I’ve been trying to get a deeper understanding of Linux cgroups and their use with containers/systemd over the last few months. I have a few questions, but given the amount of context around the questions I’ve written up my understanding in a blog post at Cgroups Introduction and the questions in another blog post at Cgroups Questions.

If anyone has any thoughts/input/answers that would be much appreciated! I’m planning on cross-posting in a few places such as systemd/podman mailing lists/communities, but I imagine this community might be quite well placed to give input around the majority of the questions as they primarily involve Docker.

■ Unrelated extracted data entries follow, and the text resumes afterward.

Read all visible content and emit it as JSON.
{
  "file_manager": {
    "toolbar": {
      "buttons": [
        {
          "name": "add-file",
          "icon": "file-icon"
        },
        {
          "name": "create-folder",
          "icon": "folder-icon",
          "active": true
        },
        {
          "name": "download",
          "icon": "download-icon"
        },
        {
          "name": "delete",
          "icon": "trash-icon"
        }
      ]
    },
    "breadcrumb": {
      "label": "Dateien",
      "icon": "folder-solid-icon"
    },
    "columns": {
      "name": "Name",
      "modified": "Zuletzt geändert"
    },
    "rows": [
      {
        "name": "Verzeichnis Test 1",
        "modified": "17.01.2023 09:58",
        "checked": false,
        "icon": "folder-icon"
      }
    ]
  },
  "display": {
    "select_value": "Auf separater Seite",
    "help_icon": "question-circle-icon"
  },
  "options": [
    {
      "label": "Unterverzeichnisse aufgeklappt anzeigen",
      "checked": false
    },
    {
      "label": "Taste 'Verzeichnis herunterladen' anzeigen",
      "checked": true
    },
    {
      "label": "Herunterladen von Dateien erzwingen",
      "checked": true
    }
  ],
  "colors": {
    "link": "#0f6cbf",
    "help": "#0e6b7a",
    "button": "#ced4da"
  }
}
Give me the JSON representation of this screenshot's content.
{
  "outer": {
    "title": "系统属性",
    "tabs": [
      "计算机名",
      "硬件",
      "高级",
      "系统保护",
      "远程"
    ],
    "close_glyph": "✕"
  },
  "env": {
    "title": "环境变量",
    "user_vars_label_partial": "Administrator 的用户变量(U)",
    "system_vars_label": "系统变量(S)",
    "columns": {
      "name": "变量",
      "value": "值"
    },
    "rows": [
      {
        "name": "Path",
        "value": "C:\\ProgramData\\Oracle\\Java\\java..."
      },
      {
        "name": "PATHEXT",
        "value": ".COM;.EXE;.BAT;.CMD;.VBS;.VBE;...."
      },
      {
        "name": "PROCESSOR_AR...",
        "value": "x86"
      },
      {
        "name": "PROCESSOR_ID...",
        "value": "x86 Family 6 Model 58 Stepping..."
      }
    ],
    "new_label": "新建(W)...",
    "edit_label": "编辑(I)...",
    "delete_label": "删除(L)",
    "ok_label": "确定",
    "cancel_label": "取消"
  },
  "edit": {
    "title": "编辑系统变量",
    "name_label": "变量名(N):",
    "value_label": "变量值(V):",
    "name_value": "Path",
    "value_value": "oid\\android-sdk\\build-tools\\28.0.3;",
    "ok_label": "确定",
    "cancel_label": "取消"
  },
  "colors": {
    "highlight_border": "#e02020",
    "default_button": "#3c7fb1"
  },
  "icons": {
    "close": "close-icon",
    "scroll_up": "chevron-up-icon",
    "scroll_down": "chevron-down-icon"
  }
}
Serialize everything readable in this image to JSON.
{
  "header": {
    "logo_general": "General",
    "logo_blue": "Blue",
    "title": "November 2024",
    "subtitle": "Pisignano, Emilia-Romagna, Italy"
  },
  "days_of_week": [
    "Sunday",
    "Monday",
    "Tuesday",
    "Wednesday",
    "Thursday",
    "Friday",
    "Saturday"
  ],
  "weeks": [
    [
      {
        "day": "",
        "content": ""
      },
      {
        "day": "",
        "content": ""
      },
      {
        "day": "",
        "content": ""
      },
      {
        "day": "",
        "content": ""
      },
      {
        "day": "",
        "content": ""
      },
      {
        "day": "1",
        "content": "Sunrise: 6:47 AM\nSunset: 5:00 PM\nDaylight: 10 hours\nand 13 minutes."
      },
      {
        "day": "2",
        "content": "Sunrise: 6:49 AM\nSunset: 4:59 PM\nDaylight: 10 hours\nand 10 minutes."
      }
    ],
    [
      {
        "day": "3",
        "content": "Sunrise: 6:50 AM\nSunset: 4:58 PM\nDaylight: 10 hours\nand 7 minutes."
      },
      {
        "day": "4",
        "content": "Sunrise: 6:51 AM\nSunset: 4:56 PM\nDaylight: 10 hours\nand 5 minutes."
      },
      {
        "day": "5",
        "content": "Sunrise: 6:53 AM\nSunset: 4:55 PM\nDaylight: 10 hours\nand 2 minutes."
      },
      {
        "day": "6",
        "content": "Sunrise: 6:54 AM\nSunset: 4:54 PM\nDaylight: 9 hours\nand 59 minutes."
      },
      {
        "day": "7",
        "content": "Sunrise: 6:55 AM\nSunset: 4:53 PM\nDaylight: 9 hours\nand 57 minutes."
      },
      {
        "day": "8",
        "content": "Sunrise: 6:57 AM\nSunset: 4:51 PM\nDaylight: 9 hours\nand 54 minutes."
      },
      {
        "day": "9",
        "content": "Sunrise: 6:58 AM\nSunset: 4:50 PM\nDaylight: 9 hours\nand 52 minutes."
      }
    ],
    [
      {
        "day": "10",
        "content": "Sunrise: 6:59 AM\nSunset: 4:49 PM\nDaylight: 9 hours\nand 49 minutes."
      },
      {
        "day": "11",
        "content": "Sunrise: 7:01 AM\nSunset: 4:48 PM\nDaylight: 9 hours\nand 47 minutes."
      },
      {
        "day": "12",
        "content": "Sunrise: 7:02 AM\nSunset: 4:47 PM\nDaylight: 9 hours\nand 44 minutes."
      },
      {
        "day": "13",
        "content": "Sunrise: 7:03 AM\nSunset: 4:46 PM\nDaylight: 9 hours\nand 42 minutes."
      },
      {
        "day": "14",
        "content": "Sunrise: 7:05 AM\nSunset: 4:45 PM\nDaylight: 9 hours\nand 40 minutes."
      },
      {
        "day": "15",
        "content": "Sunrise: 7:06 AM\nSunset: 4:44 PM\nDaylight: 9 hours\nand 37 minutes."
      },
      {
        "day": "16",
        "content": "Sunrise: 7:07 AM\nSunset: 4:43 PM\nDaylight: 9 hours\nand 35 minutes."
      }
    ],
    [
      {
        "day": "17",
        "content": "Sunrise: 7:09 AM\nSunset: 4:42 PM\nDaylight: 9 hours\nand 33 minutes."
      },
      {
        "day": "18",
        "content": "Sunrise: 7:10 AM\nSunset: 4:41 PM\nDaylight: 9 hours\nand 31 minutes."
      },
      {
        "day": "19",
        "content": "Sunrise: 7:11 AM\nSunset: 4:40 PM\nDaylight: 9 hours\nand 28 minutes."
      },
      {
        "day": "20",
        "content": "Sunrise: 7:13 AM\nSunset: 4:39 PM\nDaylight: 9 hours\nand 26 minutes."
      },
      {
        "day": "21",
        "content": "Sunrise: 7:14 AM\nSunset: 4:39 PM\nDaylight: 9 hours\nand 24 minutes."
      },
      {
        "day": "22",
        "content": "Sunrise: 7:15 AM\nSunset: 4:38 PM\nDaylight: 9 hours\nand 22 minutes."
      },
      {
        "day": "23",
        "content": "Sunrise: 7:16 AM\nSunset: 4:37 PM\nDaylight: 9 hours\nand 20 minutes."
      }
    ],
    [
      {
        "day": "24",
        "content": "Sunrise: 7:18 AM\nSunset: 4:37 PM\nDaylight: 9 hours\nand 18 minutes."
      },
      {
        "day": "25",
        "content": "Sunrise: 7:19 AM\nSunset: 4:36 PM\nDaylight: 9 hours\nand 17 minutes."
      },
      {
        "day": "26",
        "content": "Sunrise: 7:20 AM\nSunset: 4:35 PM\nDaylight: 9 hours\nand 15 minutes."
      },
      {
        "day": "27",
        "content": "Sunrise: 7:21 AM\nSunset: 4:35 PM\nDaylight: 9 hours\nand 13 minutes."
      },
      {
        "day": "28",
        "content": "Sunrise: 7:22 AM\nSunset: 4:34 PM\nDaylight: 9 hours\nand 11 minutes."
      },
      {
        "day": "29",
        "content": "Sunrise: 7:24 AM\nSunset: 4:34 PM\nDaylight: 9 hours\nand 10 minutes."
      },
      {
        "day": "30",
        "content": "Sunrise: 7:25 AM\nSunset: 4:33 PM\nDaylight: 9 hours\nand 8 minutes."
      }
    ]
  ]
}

To summarize the questions (taken from the second post linked above):

  • Why are private cgroups mounted read-only in non-privileged containers?
  • Is it sound to override Docker’s mounting of the private container cgroups under v1?
    • What are the concerns around the approach of passing -v /sys/fs/cgroup:/sys/fs/cgroup (for running systemd) in terms of the container’s view of its cgroups?
    • Is modifying/replacing the cgroup mounts set up by the container engine a reasonable workaround, or could this be fragile?
  • When is it valid to manually manipulate container cgroups?
    • Do container managers such as Docker correctly delegate cgroups on hosts running Systemd?
    • Are these container managers happy for the container to take ownership of the container’s cgroup?
  • Why are the container’s cgroup limits not set on a parent cgroup under Docker?
    • Why doesn’t Docker use another layer of indirection in the cgroup hierarchy such that the limit is applied in the parent cgroup to the container?

Thanks in advance,
Lewis